The rest of the dashboards go on in a similar way, and there’s actually a set of PowerPoint slides you can download from OTN that goes into the details of each dashboard, each page, each report and the way that the calculations and displays are set up. If you’re interested in doing some more advanced reporting, or seeing some “best practice” examples of how reports can be set up, it’s worth downloading the slides (part one, part two) and taking a look.
Here’s a page describing how the some of the graphs have been devised.
Apart from the reports and the ranking/topping/bottoming etc calculations, there’s also value in taking a look at the business model and mapping, and presentation models that the new demo data provides. The business model itself has a lot more detail than the old Paint dataset.
From taking an initial look at the physical model, it shows the use of aliases for all physical tables (Oracle best practice), and how you can use aliases and joins to create tables that contain offset and time-series calculations. Looking at the business model and mapping layer, you can see the various dimension tables, the dimension drill paths, and a number of fact tables that have been set up to hold different classes of calculations. The presentation model layer takes this one further, adding divider “dummy” tables in to separate facts and dimensions (shades of Discoverer here), different icons for different types of tables and so on. If you’ve seen the Oracle BI Applications repository layer, this is where you’ll see a lot of these ideas used in real-life.

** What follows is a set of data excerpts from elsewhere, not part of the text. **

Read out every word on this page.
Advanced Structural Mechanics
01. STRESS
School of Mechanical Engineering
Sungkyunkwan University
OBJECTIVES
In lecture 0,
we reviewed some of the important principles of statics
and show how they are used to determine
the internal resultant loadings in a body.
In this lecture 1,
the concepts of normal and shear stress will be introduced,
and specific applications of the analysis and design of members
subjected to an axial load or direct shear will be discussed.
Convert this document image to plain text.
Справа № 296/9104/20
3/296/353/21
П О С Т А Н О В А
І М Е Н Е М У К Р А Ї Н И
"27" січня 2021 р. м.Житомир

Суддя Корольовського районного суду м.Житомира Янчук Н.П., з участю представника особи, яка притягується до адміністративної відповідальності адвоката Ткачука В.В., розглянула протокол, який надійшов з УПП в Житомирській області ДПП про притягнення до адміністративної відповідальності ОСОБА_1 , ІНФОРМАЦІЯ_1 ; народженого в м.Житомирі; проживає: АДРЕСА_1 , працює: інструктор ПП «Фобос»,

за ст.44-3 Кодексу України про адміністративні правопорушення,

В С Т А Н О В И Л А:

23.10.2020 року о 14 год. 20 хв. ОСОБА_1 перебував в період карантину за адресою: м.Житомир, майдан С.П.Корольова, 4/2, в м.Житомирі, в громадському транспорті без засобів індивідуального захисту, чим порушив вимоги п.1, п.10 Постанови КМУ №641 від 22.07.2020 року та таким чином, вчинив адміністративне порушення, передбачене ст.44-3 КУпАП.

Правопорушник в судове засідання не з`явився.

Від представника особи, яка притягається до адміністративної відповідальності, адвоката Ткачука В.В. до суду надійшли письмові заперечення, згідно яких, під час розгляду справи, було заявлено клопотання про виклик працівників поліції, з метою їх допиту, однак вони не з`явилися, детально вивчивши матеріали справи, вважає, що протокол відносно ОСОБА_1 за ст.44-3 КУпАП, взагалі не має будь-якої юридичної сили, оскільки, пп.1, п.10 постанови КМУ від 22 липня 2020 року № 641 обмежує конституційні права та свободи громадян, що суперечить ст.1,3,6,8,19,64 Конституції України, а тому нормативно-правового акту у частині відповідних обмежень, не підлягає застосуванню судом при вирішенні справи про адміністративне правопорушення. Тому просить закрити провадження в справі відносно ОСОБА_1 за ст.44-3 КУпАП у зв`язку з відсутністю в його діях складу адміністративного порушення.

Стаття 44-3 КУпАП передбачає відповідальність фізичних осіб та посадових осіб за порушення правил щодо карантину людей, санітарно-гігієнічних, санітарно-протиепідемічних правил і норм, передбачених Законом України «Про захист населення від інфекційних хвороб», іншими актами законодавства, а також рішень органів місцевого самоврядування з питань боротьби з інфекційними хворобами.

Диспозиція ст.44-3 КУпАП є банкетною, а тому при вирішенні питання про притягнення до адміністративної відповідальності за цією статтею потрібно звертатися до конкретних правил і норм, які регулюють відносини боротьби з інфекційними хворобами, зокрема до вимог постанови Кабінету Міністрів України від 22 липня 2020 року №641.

The repository also shows off a number of data modeling concepts. The bulk of the model itself is sourced from two separate sources, containing actual and forecast data respectively like this:
The data then being combined through the use of logical table sources in the business model and mapping layer, so that the federated query feature in the BI Server brings the two data sets together at query run time.
There’s an example of drill chaining, where drilling down a hierarchy drills across to a different hierarchy level, rather than the one in your own hierarchy that you’re just above.
There’s also instructions in the PPT file on how to generate a metadata dictionary from the repository file, and then link it to the various report elements so that users can view detailed descriptions on the data in their reports.
Anyway, as I said, all this ships with the 10.1.3.4 release of OBIEE, with the Sample Sales guidelines and explanations available as a PPT file downloadable from OTN. If you’re interested in working your way through a few more complex reports and metadata setups, it might be worth you taking a look.